A notificação compulsória por violência interpessoal ou autoprovocada: um estudo epidemiológico

Júlia Ferri Leal Borges; Júlia Hubner Carvalho Venturini; Júlia Simonassi Borges Mendes; Lucas Saquetto de-Oliveira; Pedro Augusto Abreu Silva

DOI: https://doi.org/10.5935/2764-1449.20230004

Resumo

OBJETIVO: Analisar a ocorrência de violência interpessoal e autoprovocada no estado do Espírito Santo.
MÉTODO: Foram compilados dados epidemiológicos do site DATASUS do Ministério da Saúde, através da plataforma Tabnet, com seleção da aba de dados epidemiológicos e morbidade, depois aplicados os filtros de violência interpessoal ou autoprovocada e na região geográfica abrangente do Espírito Santo.
RESULTADOS: Utilizou-se tabelas provenientes do DATASUS, em que foram relacionadas aos artigos antepostos, no qual os dados e estatísticas foram apresentados e comentados de maneira sucinta, a fim de elucidar o corpo do artigo.
CONCLUSÃO: O estudo identificou em destaque as morbidades em razão de violência de natureza sexual, principalmente contra mulheres, além da negligência e abandono de incapazes.

INTRODUÇÃO

A violência no estado do Espírito Santo tem sido cada vez mais aparente aos olhos da sociedade, desse modo constitui um problema não apenas social, mas sim de saúde pública, visto que faz novas vítimas a todo momento no país, inclusive em território capixaba. Em geral, estima-se que a violência seja uma das principais causas de morte de pessoas entre 15 e 44 anos1. Dessa forma, a notificação feita ao SUS pelos profissionais da área, constituem índices que devem ser levados em consideração pelas políticas públicas, principalmente no que tange ao combate dessa mazela social.

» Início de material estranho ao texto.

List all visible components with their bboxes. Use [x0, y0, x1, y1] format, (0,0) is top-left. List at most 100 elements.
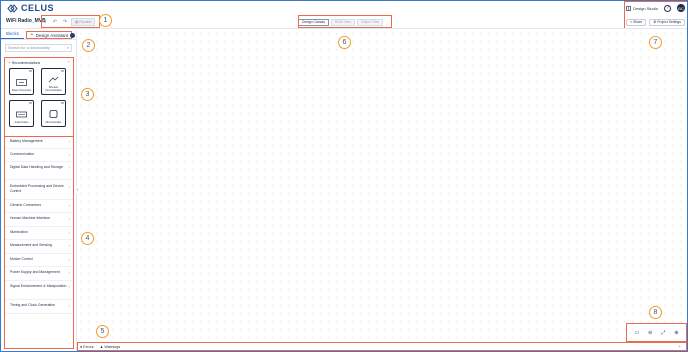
project-name: WiFi Radio_MVB	[6, 18, 46, 24]
search-input[interactable]: Search for a functionality ⌕	[5, 44, 72, 52]
category-embedded-processing[interactable]: Embedded Processing and Device Control ›	[5, 180, 73, 200]
category-label: Communication	[10, 152, 35, 156]
share-icon: <	[630, 20, 633, 24]
search-placeholder: Search for a functionality	[8, 46, 50, 50]
category-hmi[interactable]: Human Machine Interface ›	[5, 213, 73, 227]
card-label: Audio Output	[14, 121, 29, 124]
tab-design-assistant[interactable]: ✶ Design Assistant	[25, 31, 73, 39]
avatar[interactable]: BC	[677, 4, 685, 12]
routine-label: Routine	[79, 20, 92, 24]
warnings-toggle[interactable]: ▲ Warnings	[100, 345, 121, 349]
card-power-conversion[interactable]: 3H Power Conversion	[9, 68, 34, 95]
warning-icon: ▲	[99, 345, 104, 349]
card-audio-output[interactable]: 3H Audio Output	[9, 100, 34, 127]
category-signal-enhancement[interactable]: Signal Enhancement & Manipulation ›	[5, 281, 73, 300]
sidebar-tabs: Blocks ✶ Design Assistant	[1, 30, 77, 40]
power-conversion-icon	[16, 78, 27, 86]
chevron-up-icon: ⌃	[67, 61, 70, 65]
callout-1: 1	[99, 14, 112, 27]
collapse-sidebar-handle[interactable]: ‹	[75, 186, 80, 194]
home-icon[interactable]: ⌂	[41, 18, 49, 26]
warnings-label: Warnings	[104, 345, 121, 349]
share-button[interactable]: < Share	[626, 18, 647, 26]
grid-icon	[626, 5, 631, 11]
chevron-right-icon: ›	[68, 230, 70, 235]
project-actions: < Share ⚙ Project Settings	[626, 17, 685, 27]
brand-name: CELUS	[21, 3, 55, 13]
category-measurement[interactable]: Measurement and Sensing ›	[5, 240, 73, 254]
design-studio-switch[interactable]: Design Studio	[626, 6, 658, 11]
celus-logo: CELUS	[7, 3, 54, 13]
tab-design-canvas[interactable]: Design Canvas	[298, 18, 329, 26]
redo-icon[interactable]: ↷	[61, 18, 69, 26]
category-power-supply[interactable]: Power Supply and Management ›	[5, 267, 73, 281]
card-badge: 3H	[28, 102, 32, 105]
top-bar: CELUS Design Studio ? BC	[1, 1, 687, 15]
app-window: CELUS Design Studio ? BC WiFi Radio_MVB …	[0, 0, 688, 352]
chevron-right-icon: ›	[68, 270, 70, 275]
cursor-pointer	[70, 33, 75, 38]
zoom-in-icon[interactable]: ⊕	[674, 330, 678, 336]
callout-8: 8	[649, 306, 662, 319]
design-studio-label: Design Studio	[633, 5, 658, 11]
category-label: Generic Connectors	[10, 203, 42, 207]
chevron-right-icon: ›	[68, 184, 70, 189]
expand-panel-icon[interactable]: ⌃	[678, 345, 681, 350]
chevron-right-icon: ›	[68, 139, 70, 144]
canvas-controls: ▭ ⊖ ⤢ ⊕	[626, 323, 687, 342]
card-microcontroller[interactable]: 3H Microcontroller	[41, 100, 66, 127]
celus-logo-icon	[7, 3, 18, 13]
category-illumination[interactable]: Illumination ›	[5, 227, 73, 240]
recommendation-cards: 3H Power Conversion 3H Wireless Communic…	[9, 68, 71, 127]
status-bar: ● Errors ▲ Warnings ⌃	[77, 342, 687, 351]
antenna-icon	[48, 75, 59, 83]
header-right: Design Studio ? BC	[626, 1, 685, 15]
chevron-right-icon: ›	[68, 216, 70, 221]
edit-toolbar: ⌂ ↶ ↷ ▦ Routine	[41, 17, 100, 27]
zoom-out-icon[interactable]: ⊖	[648, 330, 652, 336]
errors-toggle[interactable]: ● Errors	[80, 345, 94, 349]
tab-bom-view[interactable]: BOM View	[331, 18, 355, 26]
category-communication[interactable]: Communication ›	[5, 149, 73, 162]
chevron-right-icon: ›	[68, 203, 70, 208]
category-label: Signal Enhancement & Manipulation	[10, 284, 67, 288]
category-timing[interactable]: Timing and Clock Generation ›	[5, 300, 73, 314]
gear-icon: ⚙	[653, 20, 657, 24]
folder-icon[interactable]: ▭	[634, 330, 639, 336]
category-digital-data[interactable]: Digital Data Handling and Storage ›	[5, 162, 73, 180]
category-label: Embedded Processing and Device Control	[10, 184, 64, 193]
recommendations-title: ✶ Recommendations	[8, 61, 41, 65]
design-canvas[interactable]	[77, 30, 687, 343]
audio-output-icon	[16, 110, 27, 118]
card-label: Power Conversion	[11, 89, 32, 92]
sidebar: Blocks ✶ Design Assistant Search for a f…	[1, 30, 77, 351]
category-label: Measurement and Sensing	[10, 243, 52, 247]
tab-output-files[interactable]: Output Files	[356, 18, 384, 26]
callout-5: 5	[96, 325, 109, 338]
help-icon[interactable]: ?	[664, 4, 671, 12]
share-label: Share	[633, 20, 643, 24]
category-label: Battery Management	[10, 139, 43, 143]
category-motion-control[interactable]: Motion Control ›	[5, 254, 73, 267]
chevron-right-icon: ›	[68, 243, 70, 248]
category-label: Motion Control	[10, 257, 33, 261]
project-settings-label: Project Settings	[657, 20, 681, 24]
fit-screen-icon[interactable]: ⤢	[661, 330, 665, 336]
routine-button[interactable]: ▦ Routine	[71, 18, 96, 26]
project-settings-button[interactable]: ⚙ Project Settings	[649, 18, 685, 26]
category-label: Timing and Clock Generation	[10, 303, 56, 307]
undo-icon[interactable]: ↶	[51, 18, 59, 26]
category-generic-connectors[interactable]: Generic Connectors ›	[5, 200, 73, 213]
category-label: Human Machine Interface	[10, 216, 51, 220]
chevron-right-icon: ›	[68, 257, 70, 262]
routine-icon: ▦	[75, 20, 79, 24]
callout-7: 7	[649, 36, 662, 49]
chevron-right-icon: ›	[68, 303, 70, 308]
recommendations-header[interactable]: ✶ Recommendations ⌃	[5, 58, 73, 65]
card-wireless-communication[interactable]: 3H Wireless Communication	[41, 68, 66, 95]
tab-blocks[interactable]: Blocks	[1, 30, 24, 39]
errors-label: Errors	[83, 345, 94, 349]
chevron-right-icon: ›	[68, 152, 70, 157]
category-battery-management[interactable]: Battery Management ›	[5, 137, 73, 149]
callout-2: 2	[82, 39, 95, 52]
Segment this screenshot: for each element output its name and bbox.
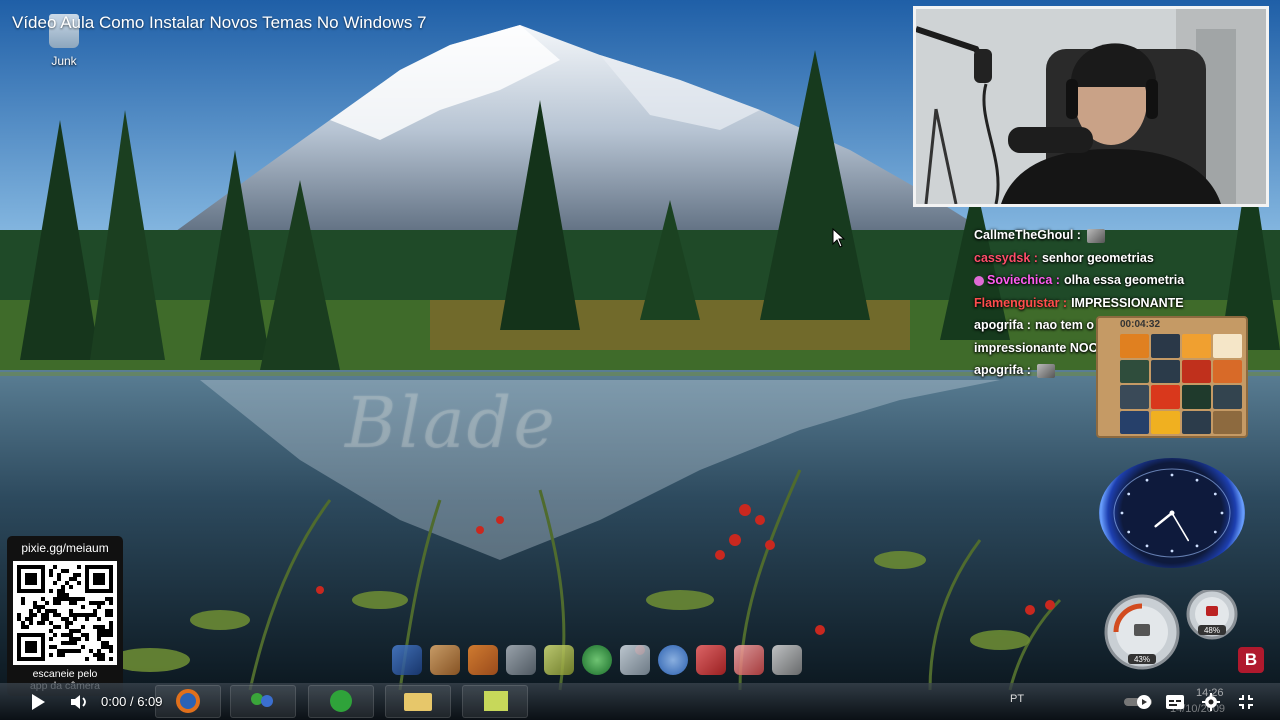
puzzle-tile[interactable] (1213, 385, 1242, 409)
chat-text: nao tem o (1034, 318, 1094, 332)
qr-code-icon (13, 561, 117, 665)
clock-tick (1145, 544, 1149, 548)
clock-face (1113, 468, 1231, 558)
exit-fullscreen-button[interactable] (1234, 684, 1258, 720)
cpu-percent: 43% (1134, 655, 1150, 664)
clock-tick (1195, 478, 1199, 482)
puzzle-tile[interactable] (1182, 334, 1211, 358)
puzzle-timer: 00:04:32 (1120, 319, 1161, 330)
pixie-qr-card[interactable]: pixie.gg/meiaum escaneie pelo app da câm… (7, 536, 123, 696)
chat-text: senhor geometrias (1041, 250, 1154, 265)
chat-username[interactable]: apogrifa : (974, 318, 1031, 332)
dock-tools-icon[interactable] (430, 645, 460, 675)
dock-folder-icon[interactable] (468, 645, 498, 675)
clock-gadget[interactable] (1099, 458, 1245, 568)
subscriber-badge-icon (974, 275, 984, 286)
dock-orb-icon[interactable] (582, 645, 612, 675)
duration: 6:09 (137, 694, 163, 709)
puzzle-tile[interactable] (1151, 385, 1180, 409)
puzzle-tile[interactable] (1213, 359, 1242, 383)
dock-notes-icon[interactable] (544, 645, 574, 675)
emote-icon (1086, 228, 1105, 243)
pixie-url: pixie.gg/meiaum (21, 541, 109, 555)
puzzle-tile[interactable] (1182, 359, 1211, 383)
puzzle-tile[interactable] (1213, 334, 1242, 358)
time-separator: / (129, 694, 134, 709)
memory-percent: 48% (1204, 626, 1220, 635)
emote-icon (1036, 363, 1055, 378)
chat-username[interactable]: cassydsk : (974, 251, 1038, 265)
autoplay-toggle[interactable] (1122, 684, 1156, 720)
dock-help-icon[interactable] (658, 645, 688, 675)
play-button[interactable] (22, 684, 54, 720)
dock-settings-icon[interactable] (772, 645, 802, 675)
puzzle-tile[interactable] (1120, 359, 1149, 383)
dock-app-icon[interactable] (506, 645, 536, 675)
chat-username[interactable]: apogrifa : (974, 363, 1031, 377)
puzzle-gadget[interactable]: 00:04:32 (1096, 316, 1248, 438)
puzzle-grid[interactable] (1120, 334, 1242, 434)
wallpaper-watermark: Blade (345, 382, 557, 464)
desktop-dock (392, 645, 912, 681)
clock-tick (1127, 530, 1131, 534)
video-title[interactable]: Vídeo Aula Como Instalar Novos Temas No … (12, 13, 427, 33)
play-icon (32, 694, 45, 710)
puzzle-tile[interactable] (1151, 410, 1180, 434)
clock-tick (1213, 492, 1217, 496)
puzzle-tile[interactable] (1120, 410, 1149, 434)
puzzle-tile[interactable] (1182, 410, 1211, 434)
exit-fullscreen-icon (1239, 695, 1253, 709)
puzzle-tile[interactable] (1120, 385, 1149, 409)
chat-message: Soviechica : olha essa geometria (974, 269, 1274, 292)
clock-tick (1170, 473, 1174, 477)
puzzle-tile[interactable] (1182, 385, 1211, 409)
clock-tick (1213, 530, 1217, 534)
captions-icon (1166, 695, 1184, 709)
puzzle-tile-empty (1213, 410, 1242, 434)
time-readout: 0:00 / 6:09 (101, 694, 163, 709)
chat-text: impressionante NOOO (974, 340, 1109, 355)
current-time: 0:00 (101, 694, 127, 709)
chat-username[interactable]: CallmeTheGhoul : (974, 228, 1081, 242)
clock-tick (1195, 544, 1199, 548)
clock-tick (1170, 549, 1174, 553)
memory-icon (1206, 606, 1218, 616)
chat-username[interactable]: Soviechica : (987, 273, 1060, 287)
chat-message: cassydsk : senhor geometrias (974, 247, 1274, 270)
channel-watermark-badge[interactable]: B (1238, 647, 1264, 673)
puzzle-tile[interactable] (1151, 334, 1180, 358)
video-player-controls: 0:00 / 6:09 (0, 684, 1280, 720)
settings-button[interactable] (1198, 684, 1224, 720)
puzzle-tile[interactable] (1151, 359, 1180, 383)
clock-minute-hand (1171, 512, 1190, 542)
dock-chat-icon[interactable] (620, 645, 650, 675)
clock-tick (1127, 492, 1131, 496)
clock-tick (1220, 511, 1224, 515)
chat-text: IMPRESSIONANTE (1071, 295, 1184, 310)
captions-button[interactable] (1162, 684, 1188, 720)
streamer-camera-feed (916, 9, 1266, 204)
pixie-hint-line: escaneie pelo (32, 668, 98, 680)
dock-paint-icon[interactable] (734, 645, 764, 675)
chat-text: olha essa geometria (1063, 273, 1185, 287)
chat-username[interactable]: Flamenguistar : (974, 296, 1067, 310)
puzzle-tile[interactable] (1120, 334, 1149, 358)
desktop-icon-label: Junk (51, 54, 77, 68)
clock-hour-hand (1154, 511, 1174, 528)
dock-monitor-icon[interactable] (392, 645, 422, 675)
mouse-cursor-icon (832, 228, 846, 248)
meters-dials: 43% 48% (1104, 588, 1238, 670)
clock-tick (1120, 511, 1124, 515)
webcam-overlay (913, 6, 1269, 207)
volume-icon (71, 695, 86, 709)
cpu-icon (1134, 624, 1150, 636)
volume-button[interactable] (66, 684, 94, 720)
autoplay-toggle-icon (1124, 695, 1152, 709)
clock-tick (1145, 478, 1149, 482)
gear-icon (1202, 693, 1220, 711)
chat-message: Flamenguistar : IMPRESSIONANTE (974, 292, 1274, 315)
dock-media-icon[interactable] (696, 645, 726, 675)
meters-gadget[interactable]: 43% 48% (1094, 588, 1250, 670)
chat-message: CallmeTheGhoul : (974, 224, 1274, 247)
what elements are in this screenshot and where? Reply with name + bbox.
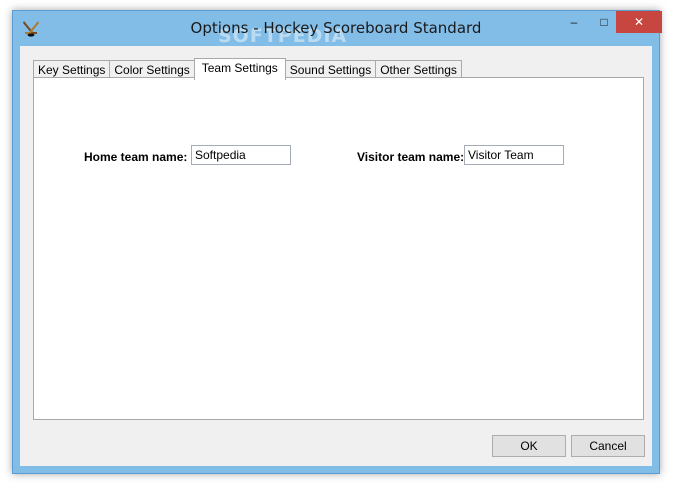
title-bar[interactable]: SOFTPEDIA Options - Hockey Scoreboard St… [13,11,662,47]
options-window: SOFTPEDIA Options - Hockey Scoreboard St… [12,10,662,474]
visitor-team-label: Visitor team name: [357,150,465,164]
home-team-input[interactable]: Softpedia [191,145,291,165]
cancel-button[interactable]: Cancel [571,435,645,457]
tab-strip: Key Settings Color Settings Team Setting… [33,58,462,80]
close-button[interactable]: ✕ [616,11,662,33]
visitor-team-input[interactable]: Visitor Team [464,145,564,165]
dialog-body: Key Settings Color Settings Team Setting… [20,46,652,466]
maximize-button[interactable]: □ [589,11,619,33]
team-settings-panel: Home team name: Softpedia Visitor team n… [33,77,644,420]
tab-team-settings[interactable]: Team Settings [193,58,286,80]
ok-button[interactable]: OK [492,435,566,457]
minimize-button[interactable]: – [559,11,589,33]
home-team-label: Home team name: [84,150,188,164]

O ato de notificar inicia um processo que visa romper atitudes e comportamentos violentos no âmbito da família e por parte de qualquer agressor2. Desse modo, o Sistema de Informação de Agravos de Notificação (SINAN) é um dos subsistemas do Sistema de Informação em Saúde (SIS) implantado na década de 19903, e tem o objetivo de informar dados apresentados nas fichas de notificação individual de doenças e agravos, sendo que a notificação sobre casos de violências, sejam autoprovocadas ou interpessoais, são de natureza compulsória. Em decorrência disso, o preenchimento adequado das notificações, assim como o preparo dos profissionais de saúde em atender essa demanda pode ser fator determinante no aprimoramento do combate à violência.

“A violência, pelo número de vítimas e a magnitude de sequelas emocionais que produz, adquiriu um caráter endêmico e se converteu num problema de saúde pública em vários países”4. Na realidade brasileira, é importante ressaltar que causas como acidentes e violência, são as principais causas de óbitos entre a população de 5 a 19 anos2. Essa estatística elevada deixe evidente a gravidade desse cenário, que afeta especialmente o grupo infantojuvenil, constituído por crianças e adolescentes, mulheres e idosos.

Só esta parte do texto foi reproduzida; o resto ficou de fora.